Today is Monday, Nov. 28, the 333rd day of 2016. There are 33 days left in the year.

ASSOCIATED PRESS

On this date in:

1520: Portuguese navigator Ferdinand Magellan reaches the Pacific Ocean after passing through the South American strait that now bears his name.

1861: The Confederate Congress admits Missouri as the 12th state of the Confederacy after Missouri’s disputed secession from the Union.

1942: Nearly 500 people die in a fire that destroys the Cocoanut Grove nightclub in Boston.

1975: President Gerald R. Ford nominates federal judge John Paul Stevens to the U.S. Supreme Court seat vacated by William O. Douglas.

1990: Margaret Thatcher resigns as British prime minister.

1994: Serial killer Jeffrey Dahmer is slain in a Wisconsin prison by a fellow inmate.

2001: Enron Corp., once the world’s largest energy trader, collapses after would-be rescuer Dynegy Inc. backs out of an $8.4 billion takeover deal. (Enron filed for bankruptcy protection four days later.)

VINDICATOR FILES

1991: Mahoning County commissioners will borrow $300,000 to put finishing touches on the $8 million Ccourthouse restoration project.

The interior of the 76-year-old McKinley Memorial auditorium is being meticulously restored, including removing multiple coats of beige paint from rich mahogany woodwork.

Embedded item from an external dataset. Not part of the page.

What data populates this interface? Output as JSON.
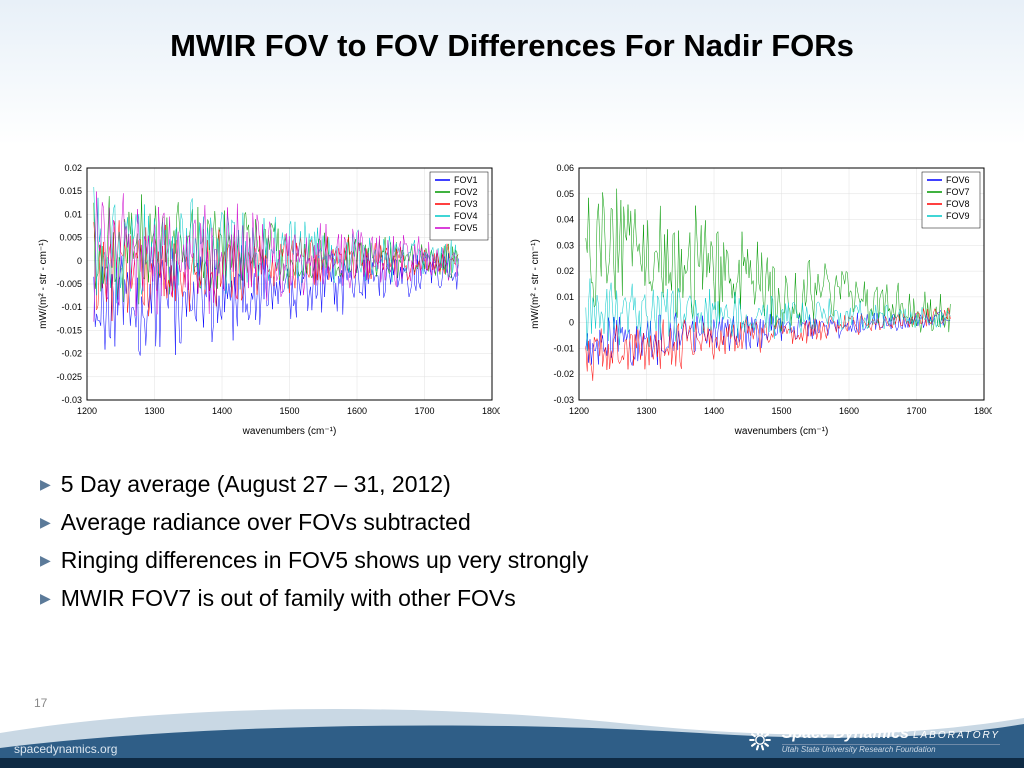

The McKinley Memorial Library and the National McKinley Birthplace Memorial Association have spent $250,000 so far.

The Assumption Nursing Home abandons plans to build a $6 million nursing home and retirement community on Messerly Road in Canfield after the zoning board imposes a buffer zone and the discovery that some of the site is a wetlands.

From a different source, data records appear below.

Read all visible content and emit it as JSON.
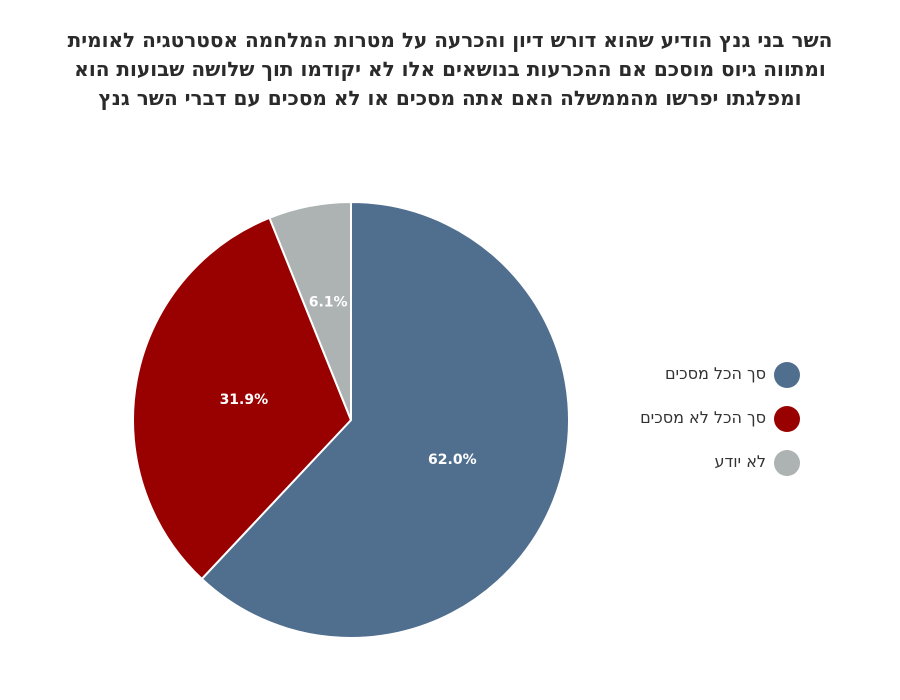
{
  "chart_data": {
    "type": "pie",
    "title_lines": [
      "השר בני גנץ הודיע שהוא דורש דיון והכרעה על מטרות המלחמה אסטרטגיה לאומית",
      "ומתווה גיוס מוסכם אם ההכרעות בנושאים אלו לא יקודמו תוך שלושה שבועות הוא",
      "ומפלגתו יפרשו מהממשלה האם אתה מסכים או לא מסכים עם דברי השר גנץ"
    ],
    "slices": [
      {
        "label": "סך הכל מסכים",
        "value": 62.0,
        "display": "62.0%",
        "color": "#506e8e"
      },
      {
        "label": "סך הכל לא מסכים",
        "value": 31.9,
        "display": "31.9%",
        "color": "#990000"
      },
      {
        "label": "לא יודע",
        "value": 6.1,
        "display": "6.1%",
        "color": "#adb2b2"
      }
    ],
    "legend_position": "right"
  }
}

1976: The body of a Warren man, James Caroots, 27, was pulled from Mosquito Creek Reservoir and Trumbull County deputiy sheriffs said searchers expect to find the bodies of Thomas Klacic, 26, and William Marrie, 27, when dragging operations resume. The men had been duck hunting.

Soaring imports of cheap foreign-made steel are endangering the jobs of many of Youngstown’s 40,000 steelworkers. An estimated 6,000 to 8,000 Youngstown district jobs already have been lost to imports that cost $40 to $50 less per ton than domestic steel.

Dom Rosselli captures his 503rd victory as Youngstown State University holds off stubborn Kenyon College before an opening game crowd of 3,006 at Beeghly Center.

1966: Leaders of the Youngstown Federation of Teachers, the Youngstown Education Association and the Board of Education agree to hold an election among teachers in 1968 to determine a bargaining agent for teachers.

Kenneth Waggener is named superintendent of Republic Steel’s open hearth blooming mill and Walter Cook is named superintendent of the open hearth’s 16-14 bar mill.

Seventy percent of Warren’s police and fire departments join a mass resignation movement that they say will be stopped only when officials agree to negotiate improvements in wages and benefits.

1941: Youngstown experiences the heaviest fog in the memory of local residents. It disrupted bus schedules, delayed trains canceled one airplane flight and slowed auto traffic to a crawl.

Frank Purnell, president of Youngstown Sheet & Tube Co., has decided against going to Washington, D.C., as head of the U.S. Office of Production Management, iron and steel section.

Youngstown’s general fund is shy $306 as a result of a record-breaking month of parking-ticket fixing by Municipal Judge Peter B. Mulholland. Some of the tickets were issued to candidates in the November election or their wives and to current officeholders.